February 22, 2011

Lightening Strikes: In A First, NY Electric Company To Give Up Profits In Antitrust Settlement

A judge in the Southern District of New York has approved a settlement agreement between the Department of Justice and KeySpan Corporation (“KeySpan”) in which KeySpan agreed to disgorge $12 million of profits for alleged violations of Sherman Act Section 1.  KeySpan was once the largest seller of electricity generating capacity in New York City and is owned by National Grid, which purchased it in 2007. 

The Department of Justice alleged that KeySpan manipulated New York City electricity prices to the detriment of consumers by entering into a swap agreement that provided it with an interest in the electricity generating business Astoria Generating Company (“Astoria”), its largest competitor.  According to the Department of Justice, KeySpan’s swap agreement with Astoria raised electricity prices for the consumers of New York City.  The swap was especially effective, according the Department of Justice’s complaint, because the New York City electricity market is highly concentrated, with KeySpan, NRG Energy, Inc., and Astoria, “controlling a substantial portion of generating capacity.”  Moreover, the Department of Justice alleged that KeySpan held market power in the New York City capacity market from 2003 to 2008.  The Federal Energy Regulatory Commission (“FERC”) had described KeySpan and its two principal competitors in New York City as “pivotal suppliers” in recognition of their central role in the local electricity market. 

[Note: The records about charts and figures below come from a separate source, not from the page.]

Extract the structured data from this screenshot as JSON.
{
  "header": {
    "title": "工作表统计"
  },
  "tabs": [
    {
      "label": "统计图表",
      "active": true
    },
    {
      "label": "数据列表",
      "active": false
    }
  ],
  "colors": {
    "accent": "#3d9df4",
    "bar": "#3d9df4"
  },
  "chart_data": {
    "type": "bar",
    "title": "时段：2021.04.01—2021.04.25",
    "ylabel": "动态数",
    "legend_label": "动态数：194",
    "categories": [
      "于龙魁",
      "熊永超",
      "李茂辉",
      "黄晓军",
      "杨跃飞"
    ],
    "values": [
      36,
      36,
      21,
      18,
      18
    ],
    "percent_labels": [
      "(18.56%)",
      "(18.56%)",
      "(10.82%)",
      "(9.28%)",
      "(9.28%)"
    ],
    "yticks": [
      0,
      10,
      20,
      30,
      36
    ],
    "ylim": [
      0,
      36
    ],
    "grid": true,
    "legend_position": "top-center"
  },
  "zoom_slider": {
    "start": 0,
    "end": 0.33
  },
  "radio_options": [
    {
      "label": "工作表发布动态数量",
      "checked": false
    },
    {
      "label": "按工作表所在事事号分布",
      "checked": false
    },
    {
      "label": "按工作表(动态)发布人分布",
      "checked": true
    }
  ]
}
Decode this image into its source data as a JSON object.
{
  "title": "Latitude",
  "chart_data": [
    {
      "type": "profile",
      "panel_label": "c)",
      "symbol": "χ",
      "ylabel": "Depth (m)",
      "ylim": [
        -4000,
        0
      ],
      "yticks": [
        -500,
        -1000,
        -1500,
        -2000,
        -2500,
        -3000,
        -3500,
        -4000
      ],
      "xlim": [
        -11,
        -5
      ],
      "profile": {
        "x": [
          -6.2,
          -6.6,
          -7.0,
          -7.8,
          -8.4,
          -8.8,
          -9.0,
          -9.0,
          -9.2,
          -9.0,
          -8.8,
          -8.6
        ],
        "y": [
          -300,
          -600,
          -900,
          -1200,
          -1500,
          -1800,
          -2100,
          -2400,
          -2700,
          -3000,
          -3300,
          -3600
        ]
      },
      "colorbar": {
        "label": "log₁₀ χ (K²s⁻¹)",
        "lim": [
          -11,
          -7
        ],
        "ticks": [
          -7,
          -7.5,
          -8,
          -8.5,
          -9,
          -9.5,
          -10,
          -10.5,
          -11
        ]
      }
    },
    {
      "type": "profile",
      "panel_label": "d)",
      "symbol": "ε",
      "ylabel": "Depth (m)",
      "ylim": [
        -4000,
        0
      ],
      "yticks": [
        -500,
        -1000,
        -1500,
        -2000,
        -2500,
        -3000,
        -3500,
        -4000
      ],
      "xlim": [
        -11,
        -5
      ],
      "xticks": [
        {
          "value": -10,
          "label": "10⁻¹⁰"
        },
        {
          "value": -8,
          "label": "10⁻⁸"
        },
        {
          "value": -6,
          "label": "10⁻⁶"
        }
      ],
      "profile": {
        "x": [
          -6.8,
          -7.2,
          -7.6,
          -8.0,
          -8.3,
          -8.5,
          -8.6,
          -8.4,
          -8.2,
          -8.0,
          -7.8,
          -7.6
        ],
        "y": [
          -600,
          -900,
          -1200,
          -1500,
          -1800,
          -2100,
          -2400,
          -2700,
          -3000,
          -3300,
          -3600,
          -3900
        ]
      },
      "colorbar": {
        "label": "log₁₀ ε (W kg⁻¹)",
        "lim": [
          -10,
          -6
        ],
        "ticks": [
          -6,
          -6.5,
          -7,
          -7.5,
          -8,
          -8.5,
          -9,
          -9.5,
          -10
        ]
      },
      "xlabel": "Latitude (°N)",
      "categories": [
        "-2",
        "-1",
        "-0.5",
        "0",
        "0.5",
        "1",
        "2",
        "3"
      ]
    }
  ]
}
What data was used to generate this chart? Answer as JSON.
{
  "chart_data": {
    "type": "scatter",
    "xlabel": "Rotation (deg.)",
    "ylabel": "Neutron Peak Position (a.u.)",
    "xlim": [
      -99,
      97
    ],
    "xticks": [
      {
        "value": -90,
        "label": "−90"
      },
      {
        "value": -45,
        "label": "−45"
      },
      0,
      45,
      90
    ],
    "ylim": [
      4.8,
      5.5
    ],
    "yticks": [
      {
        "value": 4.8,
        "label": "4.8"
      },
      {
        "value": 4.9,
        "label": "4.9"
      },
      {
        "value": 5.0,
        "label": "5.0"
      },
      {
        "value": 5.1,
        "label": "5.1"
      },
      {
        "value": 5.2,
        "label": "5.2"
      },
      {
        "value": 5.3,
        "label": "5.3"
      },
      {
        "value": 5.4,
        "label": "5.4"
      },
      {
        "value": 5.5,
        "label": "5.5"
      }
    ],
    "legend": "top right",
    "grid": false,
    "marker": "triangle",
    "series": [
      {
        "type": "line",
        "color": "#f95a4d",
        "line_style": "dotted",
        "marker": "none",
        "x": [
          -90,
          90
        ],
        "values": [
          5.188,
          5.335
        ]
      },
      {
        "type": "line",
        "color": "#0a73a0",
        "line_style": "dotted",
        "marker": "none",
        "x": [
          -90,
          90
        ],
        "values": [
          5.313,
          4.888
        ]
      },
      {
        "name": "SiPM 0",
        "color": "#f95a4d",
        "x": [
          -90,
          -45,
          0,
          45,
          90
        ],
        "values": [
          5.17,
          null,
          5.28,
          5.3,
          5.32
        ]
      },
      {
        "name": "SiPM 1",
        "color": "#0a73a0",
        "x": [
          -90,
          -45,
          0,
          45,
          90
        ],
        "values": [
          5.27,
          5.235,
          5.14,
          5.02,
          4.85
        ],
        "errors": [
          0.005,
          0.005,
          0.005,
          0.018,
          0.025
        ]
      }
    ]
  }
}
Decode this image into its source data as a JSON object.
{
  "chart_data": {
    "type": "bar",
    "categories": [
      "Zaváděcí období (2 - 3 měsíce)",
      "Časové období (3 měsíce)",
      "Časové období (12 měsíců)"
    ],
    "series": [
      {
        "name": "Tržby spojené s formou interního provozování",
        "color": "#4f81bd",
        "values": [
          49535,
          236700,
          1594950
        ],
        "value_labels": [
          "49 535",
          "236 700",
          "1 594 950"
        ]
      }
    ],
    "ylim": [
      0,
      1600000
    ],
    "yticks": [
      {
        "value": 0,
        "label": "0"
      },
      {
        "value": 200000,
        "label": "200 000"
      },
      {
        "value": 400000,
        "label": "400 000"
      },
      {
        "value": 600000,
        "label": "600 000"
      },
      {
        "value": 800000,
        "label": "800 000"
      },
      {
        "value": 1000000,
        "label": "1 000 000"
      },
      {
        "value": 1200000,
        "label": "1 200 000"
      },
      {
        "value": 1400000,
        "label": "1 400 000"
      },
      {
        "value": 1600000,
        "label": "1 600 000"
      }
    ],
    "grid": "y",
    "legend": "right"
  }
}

U.S. District Court Judge William H. Pauley III stated in his decision approving the Settlement that whether the Department of Justice could seek disgorgement of profits was a novel legal question.  He stated that the Department of Justice could pursue this remedy, and added that it was the first time a federal U.S. court had approved disgorgement as an antitrust sanction.  The $12 million disgorgement by KeySpan represented 25 percent of its net revenues from the swap transaction at issue in the Department of Justice complaint.

Judge Pauley stated that such a remedy could prove to be a powerful deterrent and a way of punishing past antitrust violations.  He noted that “[d]isgorgement is particularly appropriate where, as where, the anticompetitive conduct has ceased.”  Such a remedy would, in his view, make a potentially valuable addition to the “government arsenal.”